Bariery, które zamykają nas na kulturę
Jednym z kluczowych argumentów obrońców wolności w sztuce jest brak zrozumienia przemian artystycznych, wynikający z niedostatecznej edukacji. Przyjrzyjmy się choćby polskiej szkole, w której muzyka i plastyka to często przedmioty drugiej kategorii, a klasowa wycieczka do muzeum bywa jedynym kontaktem ze sztuką w całym życiu.
Dochodzi do tego bariera psychologiczna. Wejście do galerii sztuki współczesnej dla wielu osób wiąże się z pytaniem: „Czy to jest dla mnie? Czy mam klucz do zrozumienia obecnego tam przekazu?”. Wiele osób rezygnuje z kontaktu ze sztuką już na tym etapie.
Sztuka, która dogania widza
Jednym ze skutecznych sposobów na przełamanie tych barier jest wyjście ze sztuką w przestrzeń publiczną. Wprost do odbiorców, którzy sami nigdy nie przekroczyliby progu galerii. Działania edukacyjne i dostępnościowe są na wagę złota, ale prawdziwą zmianę przynoszą inicjatywy „rozszczelniające gorset instytucjonalnej ramy".
Zamknijmy na chwilę oczy i wyobraźmy sobie, że sztuka współczesna jest dla każdego, dostępna na każdym kroku. Słowa Josepha Beuysa, że „każdy może być artystą” i że kształtowanie społeczeństwa poprzez sztukę jest możliwe, brzmią jak utopia. Ale nie muszą!
Wrocławski przepis na dostępność
We Wrocławiu, dzięki staraniom Akademii Sztuk Pięknych im. Eugeniusza Gepperta, ten idealizm staje się faktem.
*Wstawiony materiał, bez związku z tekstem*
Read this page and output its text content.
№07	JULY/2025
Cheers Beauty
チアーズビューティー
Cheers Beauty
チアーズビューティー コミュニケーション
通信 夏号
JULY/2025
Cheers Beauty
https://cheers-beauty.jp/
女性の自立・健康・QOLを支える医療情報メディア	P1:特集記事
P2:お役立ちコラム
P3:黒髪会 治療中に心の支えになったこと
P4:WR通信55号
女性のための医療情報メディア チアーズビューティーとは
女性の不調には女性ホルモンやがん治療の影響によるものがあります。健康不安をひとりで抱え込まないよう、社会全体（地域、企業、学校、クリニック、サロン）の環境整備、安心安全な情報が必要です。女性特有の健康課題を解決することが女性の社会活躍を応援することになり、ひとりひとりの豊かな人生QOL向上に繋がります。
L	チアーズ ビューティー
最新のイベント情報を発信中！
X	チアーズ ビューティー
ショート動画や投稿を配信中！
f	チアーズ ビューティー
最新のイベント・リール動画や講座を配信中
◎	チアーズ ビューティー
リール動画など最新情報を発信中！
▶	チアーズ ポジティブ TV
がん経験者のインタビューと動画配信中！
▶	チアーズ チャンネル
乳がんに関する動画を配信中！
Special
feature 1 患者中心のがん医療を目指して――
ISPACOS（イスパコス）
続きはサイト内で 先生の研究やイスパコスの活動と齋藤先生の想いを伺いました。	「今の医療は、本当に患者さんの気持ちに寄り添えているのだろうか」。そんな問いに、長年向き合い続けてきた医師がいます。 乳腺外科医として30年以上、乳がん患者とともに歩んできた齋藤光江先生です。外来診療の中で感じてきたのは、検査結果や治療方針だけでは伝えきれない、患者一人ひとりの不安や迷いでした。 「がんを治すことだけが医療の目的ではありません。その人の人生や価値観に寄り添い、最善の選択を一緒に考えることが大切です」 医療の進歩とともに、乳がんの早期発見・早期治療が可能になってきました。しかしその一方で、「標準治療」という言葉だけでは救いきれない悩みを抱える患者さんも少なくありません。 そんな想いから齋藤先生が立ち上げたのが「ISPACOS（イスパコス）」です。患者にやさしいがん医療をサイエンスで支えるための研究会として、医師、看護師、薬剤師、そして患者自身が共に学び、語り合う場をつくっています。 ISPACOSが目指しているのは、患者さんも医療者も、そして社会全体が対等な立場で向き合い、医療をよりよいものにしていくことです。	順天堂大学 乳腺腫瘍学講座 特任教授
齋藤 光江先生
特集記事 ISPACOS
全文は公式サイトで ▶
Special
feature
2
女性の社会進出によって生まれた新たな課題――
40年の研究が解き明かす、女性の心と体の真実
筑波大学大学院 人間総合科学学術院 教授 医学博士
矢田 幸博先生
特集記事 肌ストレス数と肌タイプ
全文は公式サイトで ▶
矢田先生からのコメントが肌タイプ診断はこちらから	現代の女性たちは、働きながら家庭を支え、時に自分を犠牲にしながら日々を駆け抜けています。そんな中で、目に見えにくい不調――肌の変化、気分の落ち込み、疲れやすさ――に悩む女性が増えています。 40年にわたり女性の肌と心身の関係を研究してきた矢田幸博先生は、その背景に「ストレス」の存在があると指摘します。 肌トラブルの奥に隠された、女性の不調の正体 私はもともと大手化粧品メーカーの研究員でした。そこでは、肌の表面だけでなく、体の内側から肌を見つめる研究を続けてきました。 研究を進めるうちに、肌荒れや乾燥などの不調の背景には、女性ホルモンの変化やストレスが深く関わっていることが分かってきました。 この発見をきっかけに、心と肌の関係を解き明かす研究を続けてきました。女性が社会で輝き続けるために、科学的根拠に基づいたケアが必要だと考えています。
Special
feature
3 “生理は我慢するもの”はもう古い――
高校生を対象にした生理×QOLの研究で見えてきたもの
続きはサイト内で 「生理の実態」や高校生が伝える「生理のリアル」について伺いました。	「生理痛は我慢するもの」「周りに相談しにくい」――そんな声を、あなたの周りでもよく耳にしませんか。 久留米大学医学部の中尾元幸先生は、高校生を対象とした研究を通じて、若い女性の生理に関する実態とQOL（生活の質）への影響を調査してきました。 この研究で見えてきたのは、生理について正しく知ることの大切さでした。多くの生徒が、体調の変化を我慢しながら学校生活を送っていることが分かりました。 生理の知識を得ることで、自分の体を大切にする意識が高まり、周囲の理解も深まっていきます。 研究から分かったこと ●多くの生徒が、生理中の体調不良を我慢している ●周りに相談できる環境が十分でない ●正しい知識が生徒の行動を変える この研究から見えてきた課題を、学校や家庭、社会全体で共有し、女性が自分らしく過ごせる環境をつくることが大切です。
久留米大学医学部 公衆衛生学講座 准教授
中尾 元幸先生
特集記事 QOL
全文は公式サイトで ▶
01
Od kilku lat, by obcować ze sztuką współczesną, wystarczy pójść na spacer po mieście.
ASP Wrocław ma w sumie kilkanaście przestrzeni ekspozycyjnych. Oprócz klasycznych galerii, jak Neon ASP Wrocław czy Geppart ASP Wrocław, uczelnia postawiła na ekspansję w tkankę miasta, bezpośrednio na ulice. Gdzie warto się wybrać do końca 2025 roku?
Gabloty, które żyją własnym życiem
W 2022 roku przy ruchliwej ulicy Oławskiej stanęły pierwsze prototypowe, mobilne gabloty wystawiennicze. Zaprojektowane przez prof. Piotra Jędrzejewskiego, te niewielkie, szklane boksy podświetlane fotowoltaiką nie wymagają podłączenia do prądu.
Służą do prezentacji kameralnych form rzeźbiarskich, ceramicznych, graficznych i malarskich, przybliżając osiągnięcia uczelni szerokiej publiczności. Gabloty od razu podbiły serca wrocławian. Kolejna para stanęła czasowo przy Świdnickiej, a docelowo ma ich być kilkanaście i będą pojawiać się w rożnych miejscach.
Są to pierwsze tego typu rozwiązania w Polsce, służące cyklicznym prezentacjom sztuki współczesnej bezpośrednio w przestrzeni publicznej. Warto trzymać rękę na pulsie i śledzić ich lokalizacje!
Galeria zdjęć
Design i sztuka na Wyspie Słodowej
Kolejny adres to Wyspa Słodowa 7. Dzięki współpracy z Concordia Design Wrocław powstała przestrzeń Black Frame. W dwóch ogólnodostępnych pawilonach plenerowych, od strony kładki dla pieszych, co miesiąc odbywają się prezentacje projektowania graficznego, rzeźby, szkła i instalacji artystów związanych z ASP.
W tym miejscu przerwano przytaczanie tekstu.